In a little under three weeks, Americans will be celebrating their last summer hurrah over the long Labor Day weekend. For some, this year's celebration won't mimic those of the past, but many Americans will still participate in a three-day weekend festivity in some way or another. Amid those backyard grilling preparations or mapping of a quick road trip, the boxed beef market is already seeing the reward! In just the last week, choice cuts have jumped $12.78 ($220.86), and select cuts have jumped $9.63 ($204.65). In years past, this week seasonally marks a short-term top in both cash cattle and boxed beef prices, as Labor Day is a big event for the beef industry. However, knowing that a short-term top could be building and that Labor Day is only a few weeks away begs some questions about how the market will perform after the holiday.

First, the market's cash cattle trade has been steadily higher over the last eight weeks. It's almost sickening to realize that our industry is rallying and excited to see fats selling for a measly $106. But the fact remains that it's better than the sub-$100 levels the market was plagued with earlier this spring, and eight weeks of steadily higher prices isn't anything to look down on. But since the second-to-last week in May, packers have consistently bought anywhere from 80,000 to 146,000 head of fat cattle each week. Going back and looking at the committed delivery schedules for those cattle, most of the cattle have been scheduled for a two-week delivery with a small remaining percentage of the cattle being left for the following 15- to 30-day delivery. The recent cash cattle trade has been helpful to move the market higher, but at some point, packers are going to pull back and not be so aggressive in the cash market. As the hype of Labor Day dwindles, how aggressive are packers going to be heading into fall in regard to both slaughter processing and cash cattle buying?

Secondly, the recent feeder cattle rally has been an utter blessing to both the live cattle market and feeder cattle complex. Without the driving momentum from feeder cattle prices, the live cattle contracts would have been less likely to trade higher, and the lack of support could have curbed the momentum in the cash cattle market. But, as you all know and vividly remember, during the spring's early feeder cattle specialty video sales, fewer cattle sold than years past as producers were leery of the market. As time has progressed, thankfully, the feeder cattle market has rallied and pushed prices higher. But the truth about the fall and its normal tendency doesn't change. Even without the extra calves and feeders to market from COVID-19's disruption, the fall run is notorious for being strong until buyers have met their needs, at which point the market becomes saturated with feeders and prices weaken.

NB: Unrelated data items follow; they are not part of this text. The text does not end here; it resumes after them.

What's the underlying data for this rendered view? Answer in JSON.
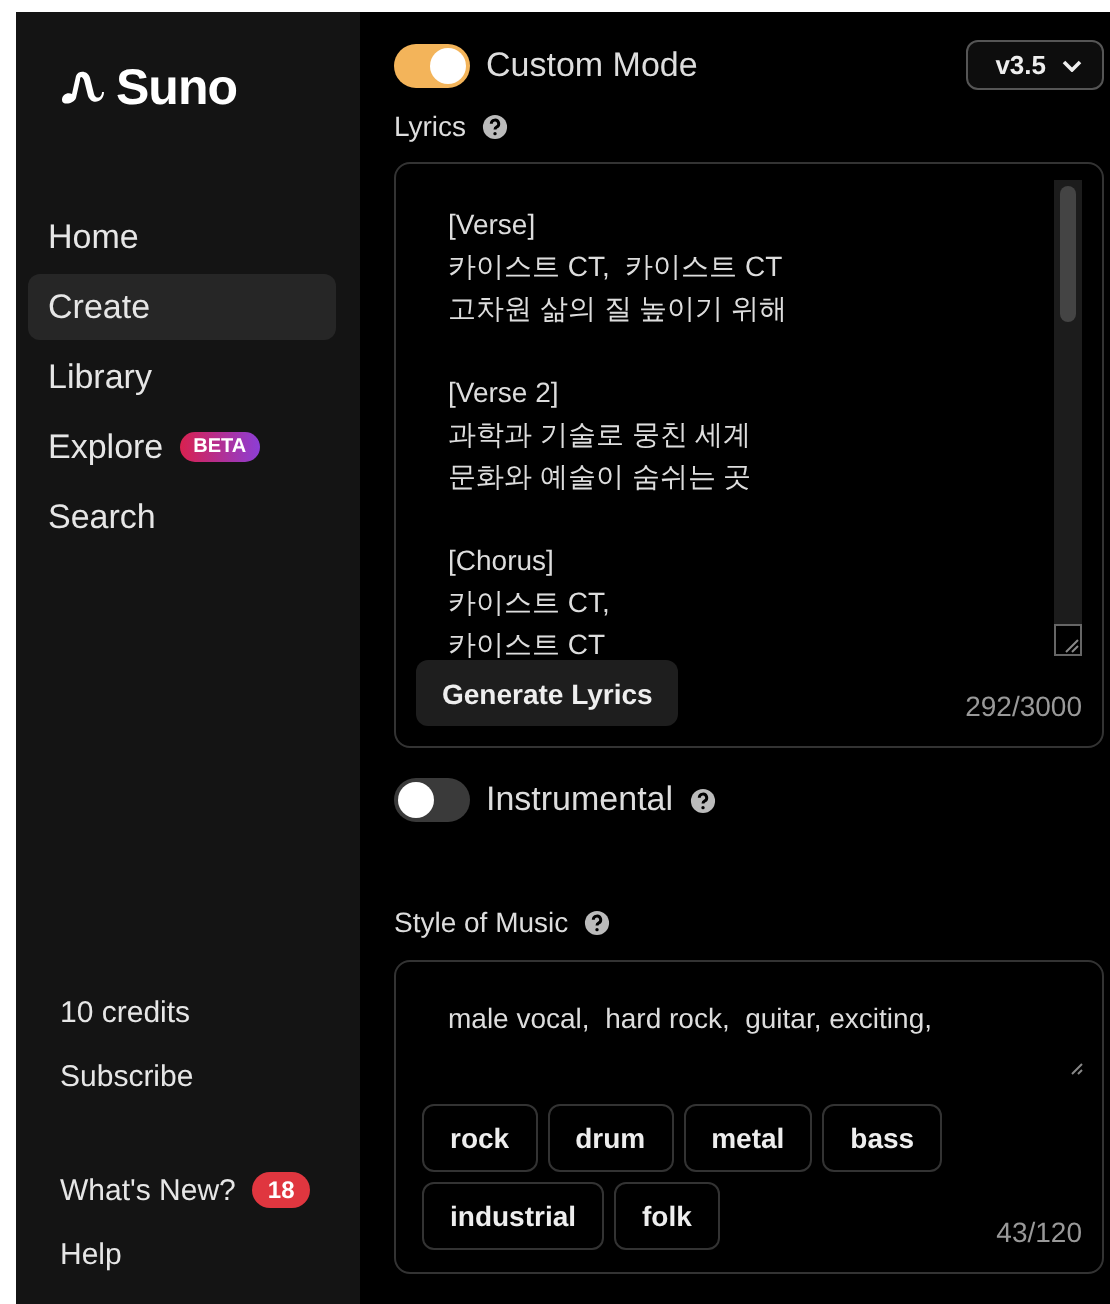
{
  "sidebar": {
    "logo": "Suno",
    "nav": [
      {
        "label": "Home",
        "selected": false
      },
      {
        "label": "Create",
        "selected": true
      },
      {
        "label": "Library",
        "selected": false
      },
      {
        "label": "Explore",
        "selected": false,
        "badge": "BETA"
      },
      {
        "label": "Search",
        "selected": false
      }
    ],
    "credits": "10 credits",
    "subscribe": "Subscribe",
    "footer": [
      {
        "label": "What's New?",
        "badge": "18"
      },
      {
        "label": "Help"
      }
    ]
  },
  "custom_mode": {
    "label": "Custom Mode",
    "on": true
  },
  "version": {
    "value": "v3.5"
  },
  "lyrics": {
    "label": "Lyrics",
    "value": "[Verse]\n카이스트 CT,  카이스트 CT\n고차원 삶의 질 높이기 위해\n\n[Verse 2]\n과학과 기술로 뭉친 세계\n문화와 예술이 숨쉬는 곳\n\n[Chorus]\n카이스트 CT,\n카이스트 CT",
    "generate_button": "Generate Lyrics",
    "counter": "292/3000"
  },
  "instrumental": {
    "label": "Instrumental",
    "on": false
  },
  "style": {
    "label": "Style of Music",
    "value": "male vocal,  hard rock,  guitar, exciting,",
    "tags": [
      "rock",
      "drum",
      "metal",
      "bass",
      "industrial",
      "folk"
    ],
    "counter": "43/120"
  }
}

So, how will feeder cattle prices march into the fall? With corn prices toying with the notion of trading higher and pastures continuing to deteriorate, buyers may stop to question the cost of gain and reevaluate what they can afford to pay given the current market parameters.

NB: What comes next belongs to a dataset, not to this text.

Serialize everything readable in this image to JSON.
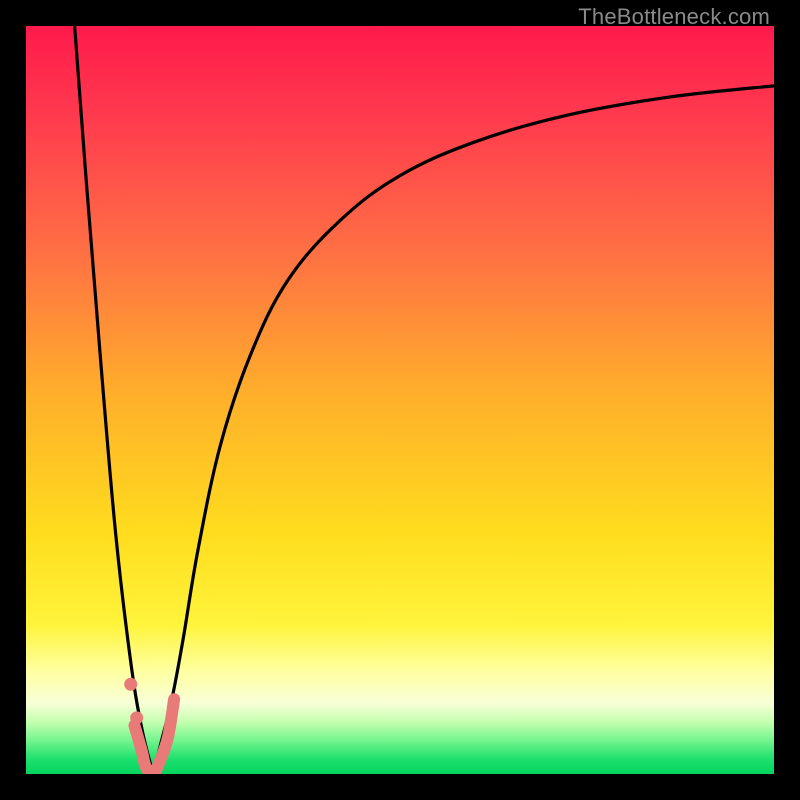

Lastly, the most agonizing, frustrating and bewildering question that always lies somewhat at the root of every market (but has become even more prevalent through 2020's unusual course): Do any of the previous questions matter? What unforeseen events could unfold in the next week, next two months or next year?

Both the fire in Holcomb, Kansas, and the outbreak of COVID-19 left our market in an unrecognizable form and affected how business would have been normally conducted for weeks, months and, heaven forbid, years to come. We cannot predict black swan events -- all we can do is be diligent with the information at hand and make the best-informed decisions possible.